Read: How To Collect Refunds, Check Your Credit Score After Wells Fargo Fake Accounts Scam
Wells Fargo isn’t among the firms that have lobbied on the issue of arbitration at the federal level, according to the Senate's lobbying database. But the U.S. Chamber of Commerce, business-focused lobbying group that doesn’t disclose its membership, spent $17.15 million on lobbying at least in part on the CFPB arbitration regulation in the first quarter of 2017, lobbying files show.
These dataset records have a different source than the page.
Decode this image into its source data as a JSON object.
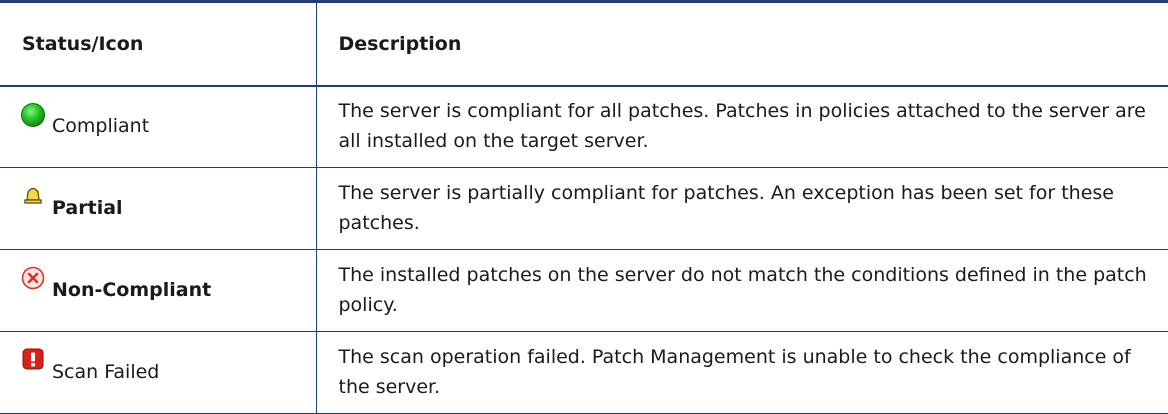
{
  "table": {
    "headers": {
      "status": "Status/Icon",
      "description": "Description"
    },
    "rows": [
      {
        "icon": "green-circle-icon",
        "status": "Compliant",
        "bold": false,
        "description": "The server is compliant for all patches. Patches in policies attached to the server are all installed on the target server."
      },
      {
        "icon": "yellow-bell-icon",
        "status": "Partial",
        "bold": true,
        "description": "The server is partially compliant for patches. An exception has been set for these patches."
      },
      {
        "icon": "red-x-circle-icon",
        "status": "Non-Compliant",
        "bold": true,
        "description": "The installed patches on the server do not match the conditions defined in the patch policy."
      },
      {
        "icon": "red-exclamation-icon",
        "status": "Scan Failed",
        "bold": false,
        "description": "The scan operation failed. Patch Management is unable to check the compliance of the server."
      }
    ]
  },
  "colors": {
    "border": "#1f3d7a",
    "compliant": "#22c322",
    "partial": "#f0d23a",
    "noncompliant": "#d9342b",
    "scanfailed": "#d8211a"
  }
}
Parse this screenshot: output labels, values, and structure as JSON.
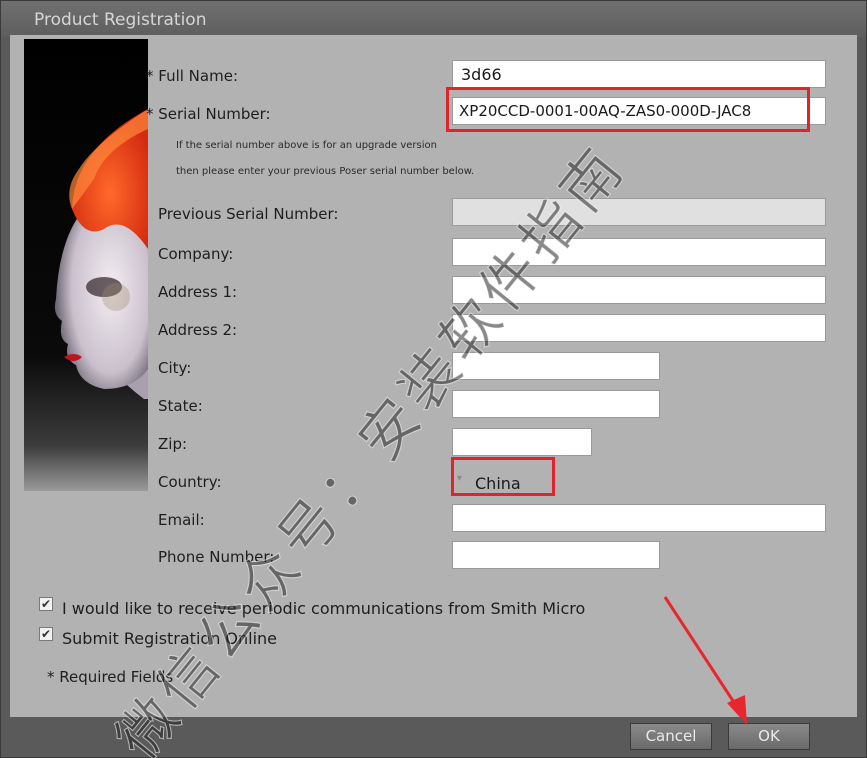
{
  "window": {
    "title": "Product Registration"
  },
  "form": {
    "full_name": {
      "label": "* Full Name:",
      "value": "3d66"
    },
    "serial": {
      "label": "* Serial Number:",
      "value": "XP20CCD-0001-00AQ-ZAS0-000D-JAC8"
    },
    "upgrade_note_1": "If the serial number above is for an upgrade version",
    "upgrade_note_2": "then please enter your previous Poser serial number below.",
    "previous_serial": {
      "label": "Previous Serial Number:",
      "value": ""
    },
    "company": {
      "label": "Company:",
      "value": ""
    },
    "address1": {
      "label": "Address 1:",
      "value": ""
    },
    "address2": {
      "label": "Address 2:",
      "value": ""
    },
    "city": {
      "label": "City:",
      "value": ""
    },
    "state": {
      "label": "State:",
      "value": ""
    },
    "zip": {
      "label": "Zip:",
      "value": ""
    },
    "country": {
      "label": "Country:",
      "value": "China"
    },
    "email": {
      "label": "Email:",
      "value": ""
    },
    "phone": {
      "label": "Phone Number:",
      "value": ""
    }
  },
  "options": {
    "communications": {
      "label": "I would like to receive periodic communications from Smith Micro",
      "checked": true
    },
    "submit_online": {
      "label": "Submit Registration Online",
      "checked": true
    }
  },
  "required_note": "* Required Fields",
  "buttons": {
    "cancel": "Cancel",
    "ok": "OK"
  },
  "watermark": {
    "text": "微信公众号：安装软件指南"
  },
  "colors": {
    "highlight": "#e0242b",
    "arrow": "#e8262d",
    "dialog_bg": "#b2b2b2"
  }
}
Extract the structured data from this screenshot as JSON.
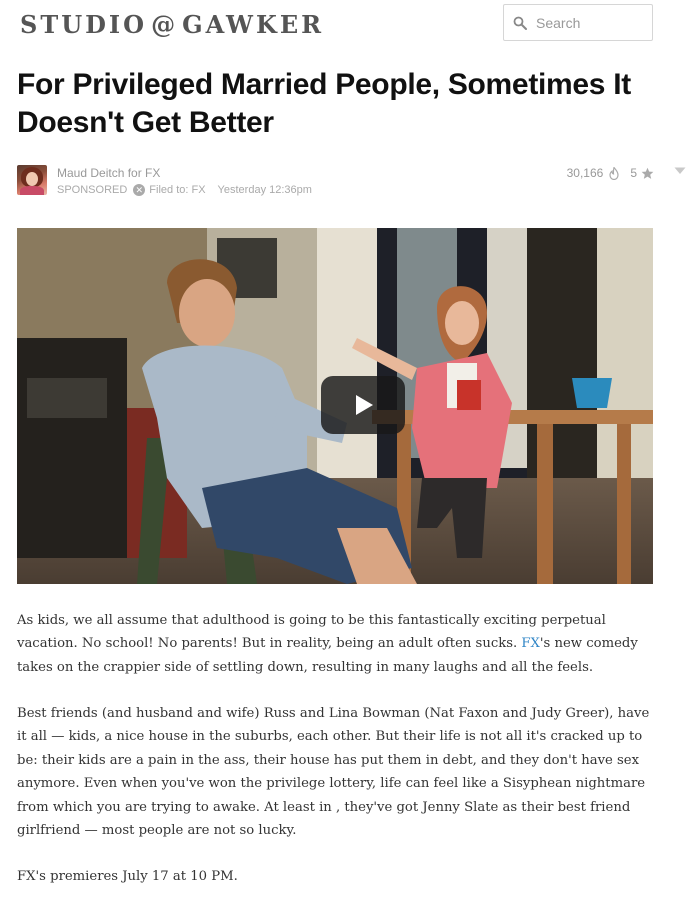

In the final quarter of last year, it spent $18.59 million on lobbying efforts that involved the rule.
Citigroup — which, like Wells Fargo and other megabanks like JPMorgan Chase, Bank of America and Goldman Sachs, is under CFPB supervision and would therefore be subject to the arbitration rule — spent $1.28 million in the first quarter of 2017 on lobbying efforts that included a meeting “with [the] House on arbitration.” The credit card issuer American Express, which is also under CFPB supervision, spent $400,000 in the first three months of this year on lobbying efforts involving “arbitration… related to the Consumer Financial Protection Bureau,” lobbying forms show.
Hensarling, who received tens of thousands of dollars in campaign funding from Wells Fargo, Goldman Sachs, JPMorgan Chase, Bank of America and other financial institutions, said in a statement that “the bureaucratic rule will harm American consumers but thrill class action attorneys.” Calling the regulation “anti-consumer,” he urged Congress to “thoroughly” repeal it using the Congressional Review Act.
Meanwhile, Balber, of Consumer Watchdog, made clear who’d be thrilled in the event that Congress repealed the rule.
“It’s no question,” she said, “that the banks’ application of their extreme arbitration rules have protected them from accountability for many, many years.”